Azure Active Directory SSO
Squadcast supports SAML 2.0 based Single Sign-On (SSO) login for Azure Active Directory users. You can integrate your Squadcast Organization with your Azure Active Directory SSO by following this integration guide.
Account Owner / Administrator account in Squadcast
A valid Squadcast subscription in either (Pro or Enterprise plans)
1. Only an Administrator / Account owner can enable and configure Azure Active Directory SSO for an Organisation in Squadcast.
2. Once enabled, only the Account Owner can use email-password based login by default although, it can be configured to enable email-password based login for Administrators as well.
(1) Navigate to Extensions from the sidebar and click on Integrate in the SSO card
(2) In the opened modal, select the Custom SAML 2.0 tab and click Show configuration guide for Custom SAML 2.0
As given in the displayed guide, copy the ACS URL being shown in point 1
(3) Then, go to your Azure Active Directory dashboard and click on Enterprise applications from the left navigation
(4) Click on New Application to create an application for Squadcast
(5) Select Non-gallery Application, give a name for the application (such as, Squadcast) and click on Add
(6) For the newly created app, in the left pane under Manage, select Users and groups
Now, click on Add User
(7) Find and add the users you want to, along with the appropriate Role
(8) In the left pane under Manage, click Single sign-on and select SAML
(9) Edit the Basic SAML Configuration section
In both, the Identifier (Entity ID) and Reply URL (Assertion Consumer Service URL) placeholders, paste the ACS URL you copied previously from Squadcast in here
(10) Next, edit the User and Attributes Claims section
Remove the namespace and use:
first_namefor source attribute
(11) Click on the Edit icon in the SAML Signing Certificate section
Here, download the PEM certificate
(12) From under the Set up Squadcast section, copy the Login URL
(13) Paste the copied Login URL in the placeholder for SAML 2.0 Endpoint and the contents of the PEM Certificate in the placeholder for X.509 Certificate
- Provisioning new users can be defaulted to a particular
User Rolefrom the drop-down
- You can allow
Adminsto also login using their email credentials in addition to SSO. This can be done by checking the boxes for those options
- You can simply provision new users on their first login by enabling the checkbox for the same
Once all of this have been configured based on your requirements, click on Save
(14) That’s it, your configuration is now complete!
For testing this SSO integration and if its working as expected, go back to the Azure Active Directory SSO portal, and click on Test
Then, click Sign in as current user to verify your login to Squadcast!
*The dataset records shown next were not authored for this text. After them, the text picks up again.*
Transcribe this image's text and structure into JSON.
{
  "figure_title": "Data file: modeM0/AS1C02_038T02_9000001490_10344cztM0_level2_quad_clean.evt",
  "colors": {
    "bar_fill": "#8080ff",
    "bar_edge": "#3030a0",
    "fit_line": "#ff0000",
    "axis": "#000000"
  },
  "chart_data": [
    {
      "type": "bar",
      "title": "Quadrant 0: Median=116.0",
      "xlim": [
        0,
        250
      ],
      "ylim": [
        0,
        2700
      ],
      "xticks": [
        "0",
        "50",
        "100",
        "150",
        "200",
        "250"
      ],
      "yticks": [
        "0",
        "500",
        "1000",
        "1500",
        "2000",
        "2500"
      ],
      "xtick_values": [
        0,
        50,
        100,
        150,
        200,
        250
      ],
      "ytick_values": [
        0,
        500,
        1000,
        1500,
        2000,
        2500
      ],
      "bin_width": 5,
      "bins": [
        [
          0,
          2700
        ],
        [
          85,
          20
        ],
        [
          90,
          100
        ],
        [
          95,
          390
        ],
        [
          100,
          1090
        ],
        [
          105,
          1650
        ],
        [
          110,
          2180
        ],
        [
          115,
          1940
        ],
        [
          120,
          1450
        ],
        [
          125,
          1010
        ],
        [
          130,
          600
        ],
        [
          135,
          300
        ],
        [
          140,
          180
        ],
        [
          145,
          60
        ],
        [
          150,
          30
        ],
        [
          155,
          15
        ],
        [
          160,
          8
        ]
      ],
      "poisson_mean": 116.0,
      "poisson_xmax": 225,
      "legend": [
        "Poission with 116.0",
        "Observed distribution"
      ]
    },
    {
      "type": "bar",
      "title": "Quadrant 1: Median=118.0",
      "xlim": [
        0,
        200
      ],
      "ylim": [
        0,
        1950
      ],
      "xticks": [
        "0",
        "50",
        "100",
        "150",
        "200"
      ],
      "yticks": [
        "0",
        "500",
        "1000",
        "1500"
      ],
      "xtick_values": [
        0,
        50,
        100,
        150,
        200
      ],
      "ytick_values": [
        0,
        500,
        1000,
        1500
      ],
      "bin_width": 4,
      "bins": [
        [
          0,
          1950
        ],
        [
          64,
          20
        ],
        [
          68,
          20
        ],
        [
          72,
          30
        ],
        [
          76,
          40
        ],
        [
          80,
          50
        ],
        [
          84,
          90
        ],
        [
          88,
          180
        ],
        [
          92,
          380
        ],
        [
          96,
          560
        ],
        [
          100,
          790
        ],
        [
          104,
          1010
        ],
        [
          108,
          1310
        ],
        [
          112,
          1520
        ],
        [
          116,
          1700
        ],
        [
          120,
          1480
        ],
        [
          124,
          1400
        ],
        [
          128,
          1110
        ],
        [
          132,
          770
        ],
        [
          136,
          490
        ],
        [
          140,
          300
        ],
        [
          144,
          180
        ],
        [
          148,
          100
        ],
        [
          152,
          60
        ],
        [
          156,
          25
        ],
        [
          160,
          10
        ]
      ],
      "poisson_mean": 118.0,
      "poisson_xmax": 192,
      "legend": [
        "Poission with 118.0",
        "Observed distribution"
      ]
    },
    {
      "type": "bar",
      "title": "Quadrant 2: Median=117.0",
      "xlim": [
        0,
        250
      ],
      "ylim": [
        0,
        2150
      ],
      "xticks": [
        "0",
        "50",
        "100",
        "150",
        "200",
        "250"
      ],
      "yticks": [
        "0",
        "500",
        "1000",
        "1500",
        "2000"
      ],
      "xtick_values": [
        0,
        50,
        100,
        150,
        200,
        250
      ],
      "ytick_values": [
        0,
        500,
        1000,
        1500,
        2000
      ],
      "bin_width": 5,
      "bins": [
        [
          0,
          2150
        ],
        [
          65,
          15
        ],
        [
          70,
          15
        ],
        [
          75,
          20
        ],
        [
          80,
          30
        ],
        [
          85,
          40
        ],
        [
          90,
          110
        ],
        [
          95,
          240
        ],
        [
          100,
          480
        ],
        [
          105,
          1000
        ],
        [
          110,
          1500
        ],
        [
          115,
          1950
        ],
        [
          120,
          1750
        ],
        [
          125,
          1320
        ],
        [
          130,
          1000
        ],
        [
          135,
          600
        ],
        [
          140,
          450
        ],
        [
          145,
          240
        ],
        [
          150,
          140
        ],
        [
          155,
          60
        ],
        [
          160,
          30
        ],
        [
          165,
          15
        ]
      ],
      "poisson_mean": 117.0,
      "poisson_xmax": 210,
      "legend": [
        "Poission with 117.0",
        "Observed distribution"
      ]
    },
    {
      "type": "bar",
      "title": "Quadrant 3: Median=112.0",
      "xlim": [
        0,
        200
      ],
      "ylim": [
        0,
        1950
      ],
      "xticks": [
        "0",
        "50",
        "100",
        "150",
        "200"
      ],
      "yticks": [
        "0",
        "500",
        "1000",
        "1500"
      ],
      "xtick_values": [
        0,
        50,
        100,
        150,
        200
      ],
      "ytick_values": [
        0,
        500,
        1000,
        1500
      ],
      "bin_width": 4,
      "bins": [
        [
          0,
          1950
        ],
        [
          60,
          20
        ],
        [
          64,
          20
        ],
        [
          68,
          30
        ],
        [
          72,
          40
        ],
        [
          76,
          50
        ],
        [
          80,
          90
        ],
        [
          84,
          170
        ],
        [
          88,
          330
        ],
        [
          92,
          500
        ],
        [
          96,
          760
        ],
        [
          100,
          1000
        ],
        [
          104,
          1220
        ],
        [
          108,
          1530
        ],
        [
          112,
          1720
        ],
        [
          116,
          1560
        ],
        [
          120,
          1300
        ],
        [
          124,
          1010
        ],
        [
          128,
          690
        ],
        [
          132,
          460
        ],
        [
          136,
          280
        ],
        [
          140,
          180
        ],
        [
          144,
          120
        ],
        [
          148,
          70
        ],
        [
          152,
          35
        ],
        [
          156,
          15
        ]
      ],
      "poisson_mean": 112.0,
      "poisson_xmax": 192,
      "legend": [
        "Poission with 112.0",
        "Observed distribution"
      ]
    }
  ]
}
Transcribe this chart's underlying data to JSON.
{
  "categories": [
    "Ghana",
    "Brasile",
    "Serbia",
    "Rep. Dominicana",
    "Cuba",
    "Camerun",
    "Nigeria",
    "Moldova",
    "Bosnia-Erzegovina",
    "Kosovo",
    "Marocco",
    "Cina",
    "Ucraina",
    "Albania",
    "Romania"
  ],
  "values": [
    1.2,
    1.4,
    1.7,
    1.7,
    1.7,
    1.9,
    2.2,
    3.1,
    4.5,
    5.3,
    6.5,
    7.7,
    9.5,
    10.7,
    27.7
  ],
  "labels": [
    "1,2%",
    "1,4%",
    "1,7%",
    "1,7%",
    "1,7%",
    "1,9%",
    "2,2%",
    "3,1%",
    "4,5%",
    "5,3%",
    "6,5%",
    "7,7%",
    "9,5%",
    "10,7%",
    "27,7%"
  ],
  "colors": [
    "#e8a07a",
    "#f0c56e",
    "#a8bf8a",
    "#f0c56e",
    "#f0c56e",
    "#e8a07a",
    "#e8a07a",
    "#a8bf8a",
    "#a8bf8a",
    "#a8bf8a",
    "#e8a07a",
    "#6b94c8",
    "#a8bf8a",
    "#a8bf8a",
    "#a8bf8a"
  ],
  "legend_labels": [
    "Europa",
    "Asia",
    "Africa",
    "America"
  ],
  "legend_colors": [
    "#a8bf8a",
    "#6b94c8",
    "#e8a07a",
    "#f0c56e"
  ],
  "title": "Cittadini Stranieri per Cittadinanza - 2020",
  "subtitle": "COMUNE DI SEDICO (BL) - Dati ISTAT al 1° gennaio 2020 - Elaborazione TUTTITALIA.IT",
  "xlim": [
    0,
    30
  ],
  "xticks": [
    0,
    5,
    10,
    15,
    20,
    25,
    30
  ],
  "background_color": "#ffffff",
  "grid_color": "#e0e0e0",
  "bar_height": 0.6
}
(15) Activate this SSO integration by enabling the toggle
(16) To login to Squadcast via Azure Active Directory SSO from here on, within your Office 365 account, click on App Launcher, click on All Apps and you will be able to see Squadcast there. Unless you have enabled email-password based login for your User Role, you will not be able to login to Squadcast using email-password from our webapp login page.
Important: We do not support provisioning and syncing of Groups from Azure Active Directory SSO into Squadcast. We support this only for Users.